- Born: September 23, 1937 Hutchinson, Kansas
- Died: March 8, 2009 (aged 71) Freiburg im Breisgau, Germany
- Occupations: Conductor; Pianist;

= James Avery (musician) =

American pianist and conductor

James Avery (September 23, 1937 – March 8, 2009) was an American classical pianist and conductor.

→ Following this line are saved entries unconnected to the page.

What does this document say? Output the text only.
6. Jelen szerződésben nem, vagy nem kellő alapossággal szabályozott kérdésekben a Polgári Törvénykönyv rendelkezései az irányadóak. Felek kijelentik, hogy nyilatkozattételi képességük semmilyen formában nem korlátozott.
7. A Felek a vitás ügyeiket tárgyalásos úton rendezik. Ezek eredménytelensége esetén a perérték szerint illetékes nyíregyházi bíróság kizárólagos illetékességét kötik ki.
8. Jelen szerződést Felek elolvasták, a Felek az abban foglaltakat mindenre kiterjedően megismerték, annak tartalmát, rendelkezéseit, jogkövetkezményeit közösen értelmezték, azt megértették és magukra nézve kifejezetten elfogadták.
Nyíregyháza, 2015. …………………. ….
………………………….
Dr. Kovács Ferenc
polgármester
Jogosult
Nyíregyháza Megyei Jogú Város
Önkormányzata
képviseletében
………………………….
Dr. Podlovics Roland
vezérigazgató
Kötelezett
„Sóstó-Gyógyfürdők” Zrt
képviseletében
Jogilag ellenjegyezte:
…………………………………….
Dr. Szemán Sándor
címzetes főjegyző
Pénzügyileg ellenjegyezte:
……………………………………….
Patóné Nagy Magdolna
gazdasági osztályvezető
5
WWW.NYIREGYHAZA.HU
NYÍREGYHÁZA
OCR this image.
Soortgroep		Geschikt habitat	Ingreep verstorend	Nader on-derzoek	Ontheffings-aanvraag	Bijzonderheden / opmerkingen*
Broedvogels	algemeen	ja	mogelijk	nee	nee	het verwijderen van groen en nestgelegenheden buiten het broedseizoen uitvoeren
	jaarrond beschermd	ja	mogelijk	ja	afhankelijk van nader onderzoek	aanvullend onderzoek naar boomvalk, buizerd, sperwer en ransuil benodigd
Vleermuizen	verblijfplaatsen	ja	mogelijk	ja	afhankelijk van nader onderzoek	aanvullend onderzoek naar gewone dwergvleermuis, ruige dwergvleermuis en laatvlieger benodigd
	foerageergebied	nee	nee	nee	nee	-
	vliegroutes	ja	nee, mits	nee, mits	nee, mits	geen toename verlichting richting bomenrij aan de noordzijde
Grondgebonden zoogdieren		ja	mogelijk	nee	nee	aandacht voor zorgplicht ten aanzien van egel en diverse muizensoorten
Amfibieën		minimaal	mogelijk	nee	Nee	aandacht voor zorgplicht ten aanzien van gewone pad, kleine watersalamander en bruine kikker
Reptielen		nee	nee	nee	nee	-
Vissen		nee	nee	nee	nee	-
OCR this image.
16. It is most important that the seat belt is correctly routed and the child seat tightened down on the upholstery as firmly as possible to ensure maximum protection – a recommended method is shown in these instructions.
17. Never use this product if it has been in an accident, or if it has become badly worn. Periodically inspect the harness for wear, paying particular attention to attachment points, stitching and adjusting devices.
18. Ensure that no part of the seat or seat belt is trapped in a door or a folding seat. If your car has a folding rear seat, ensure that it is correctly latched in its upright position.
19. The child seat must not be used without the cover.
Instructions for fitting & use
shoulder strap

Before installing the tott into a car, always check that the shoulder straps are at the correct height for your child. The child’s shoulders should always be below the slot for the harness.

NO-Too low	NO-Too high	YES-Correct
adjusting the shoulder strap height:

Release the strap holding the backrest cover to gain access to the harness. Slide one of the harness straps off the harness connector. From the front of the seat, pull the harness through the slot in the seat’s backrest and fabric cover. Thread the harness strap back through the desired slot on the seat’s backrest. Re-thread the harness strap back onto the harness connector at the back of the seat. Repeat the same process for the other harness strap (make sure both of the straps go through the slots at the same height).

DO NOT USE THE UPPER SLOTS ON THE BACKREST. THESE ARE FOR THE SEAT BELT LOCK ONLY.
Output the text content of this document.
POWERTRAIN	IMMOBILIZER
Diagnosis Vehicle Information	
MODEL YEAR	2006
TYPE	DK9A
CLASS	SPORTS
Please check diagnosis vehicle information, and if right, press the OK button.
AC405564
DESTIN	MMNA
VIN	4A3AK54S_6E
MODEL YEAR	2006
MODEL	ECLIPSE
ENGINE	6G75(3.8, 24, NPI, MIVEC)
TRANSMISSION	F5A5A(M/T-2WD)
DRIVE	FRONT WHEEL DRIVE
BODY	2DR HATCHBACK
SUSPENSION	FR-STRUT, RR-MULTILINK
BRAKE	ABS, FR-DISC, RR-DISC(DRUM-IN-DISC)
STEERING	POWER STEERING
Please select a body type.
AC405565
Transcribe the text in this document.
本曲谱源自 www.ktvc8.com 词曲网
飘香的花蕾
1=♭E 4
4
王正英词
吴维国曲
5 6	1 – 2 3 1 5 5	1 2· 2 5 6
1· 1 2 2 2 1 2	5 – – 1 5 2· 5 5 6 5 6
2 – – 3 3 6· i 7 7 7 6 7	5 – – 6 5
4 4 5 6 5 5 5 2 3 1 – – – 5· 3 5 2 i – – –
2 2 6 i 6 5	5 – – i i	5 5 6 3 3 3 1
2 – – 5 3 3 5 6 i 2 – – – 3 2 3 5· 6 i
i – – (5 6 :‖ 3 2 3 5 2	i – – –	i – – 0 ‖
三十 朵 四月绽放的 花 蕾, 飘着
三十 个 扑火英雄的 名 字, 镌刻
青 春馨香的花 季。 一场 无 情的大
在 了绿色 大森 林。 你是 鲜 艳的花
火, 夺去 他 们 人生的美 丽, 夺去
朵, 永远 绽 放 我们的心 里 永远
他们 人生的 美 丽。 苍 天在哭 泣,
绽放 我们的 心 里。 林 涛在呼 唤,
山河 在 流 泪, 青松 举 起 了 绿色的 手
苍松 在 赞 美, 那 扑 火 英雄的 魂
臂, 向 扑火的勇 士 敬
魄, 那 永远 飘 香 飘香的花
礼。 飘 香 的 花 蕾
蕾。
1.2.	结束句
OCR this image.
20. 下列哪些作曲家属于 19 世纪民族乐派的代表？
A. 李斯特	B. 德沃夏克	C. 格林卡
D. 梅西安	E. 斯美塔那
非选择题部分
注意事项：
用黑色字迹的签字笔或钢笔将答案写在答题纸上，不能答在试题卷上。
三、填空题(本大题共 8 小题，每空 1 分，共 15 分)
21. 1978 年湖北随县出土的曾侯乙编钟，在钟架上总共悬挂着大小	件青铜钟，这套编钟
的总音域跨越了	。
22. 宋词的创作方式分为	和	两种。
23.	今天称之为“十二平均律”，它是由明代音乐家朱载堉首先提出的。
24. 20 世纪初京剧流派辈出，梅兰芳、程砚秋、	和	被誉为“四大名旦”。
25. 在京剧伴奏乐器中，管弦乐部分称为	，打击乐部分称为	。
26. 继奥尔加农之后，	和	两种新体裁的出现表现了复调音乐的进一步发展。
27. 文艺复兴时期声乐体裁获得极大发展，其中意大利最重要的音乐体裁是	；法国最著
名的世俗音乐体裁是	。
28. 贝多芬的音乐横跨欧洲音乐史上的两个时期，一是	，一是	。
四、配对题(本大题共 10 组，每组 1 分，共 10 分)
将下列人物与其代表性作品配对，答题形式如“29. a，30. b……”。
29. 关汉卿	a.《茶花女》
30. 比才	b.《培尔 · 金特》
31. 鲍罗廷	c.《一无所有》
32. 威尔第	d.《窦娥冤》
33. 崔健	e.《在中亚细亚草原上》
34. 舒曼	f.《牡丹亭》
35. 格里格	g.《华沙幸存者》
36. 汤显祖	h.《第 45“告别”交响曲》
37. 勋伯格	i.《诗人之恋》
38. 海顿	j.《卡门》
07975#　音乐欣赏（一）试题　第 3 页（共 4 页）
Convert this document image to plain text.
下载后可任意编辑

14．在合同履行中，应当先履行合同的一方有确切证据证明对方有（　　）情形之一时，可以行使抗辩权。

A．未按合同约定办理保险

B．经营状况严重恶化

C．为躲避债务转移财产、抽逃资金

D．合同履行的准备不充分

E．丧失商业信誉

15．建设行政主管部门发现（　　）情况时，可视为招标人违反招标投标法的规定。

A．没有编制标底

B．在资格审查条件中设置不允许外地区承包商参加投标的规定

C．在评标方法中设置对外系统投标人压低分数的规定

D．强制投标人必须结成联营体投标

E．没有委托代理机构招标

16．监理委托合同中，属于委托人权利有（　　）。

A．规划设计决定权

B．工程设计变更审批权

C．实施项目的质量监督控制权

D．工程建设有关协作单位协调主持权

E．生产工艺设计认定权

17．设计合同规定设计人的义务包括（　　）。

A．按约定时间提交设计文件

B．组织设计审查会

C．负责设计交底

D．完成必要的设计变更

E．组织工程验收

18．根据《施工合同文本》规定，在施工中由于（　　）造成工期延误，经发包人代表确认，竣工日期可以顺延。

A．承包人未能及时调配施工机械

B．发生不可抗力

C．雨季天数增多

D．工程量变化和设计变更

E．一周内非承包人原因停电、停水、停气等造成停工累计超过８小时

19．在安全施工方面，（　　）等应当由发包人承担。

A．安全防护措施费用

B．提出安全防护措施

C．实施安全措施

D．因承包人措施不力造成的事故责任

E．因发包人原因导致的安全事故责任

Avery was born in Hutchinson, Kansas and studied at the University of Kansas, and then at Indiana University (Bloomington) under Tibor Kozma. From 1967 to 1980 he taught at the University of Iowa in Iowa City, and from 1980 until 2002 at the Hochschule für Musik Freiburg in Germany. From 1992 he headed Ensemble SurPlus, playing mostly new music. Avery recorded works by Stefan Wolpe, Charles Wuorinen, Brian Ferneyhough, and Karlheinz Stockhausen. In the fall of 1978 he took a leave of absence from the University of Iowa in order to be a visiting artist at the American Academy in Rome (Trythall 2014).

In 1992 he formed the contemporary music ensemble SurPlus, which he conducted and in which he performed on the piano. After its debut in Freiburg, Ensemble SurPlus performed at the Darmstädter Ferienkurse and at festivals throughout Europe (Ferneyhough, Schick, Veale, and Mahnkopf 2009).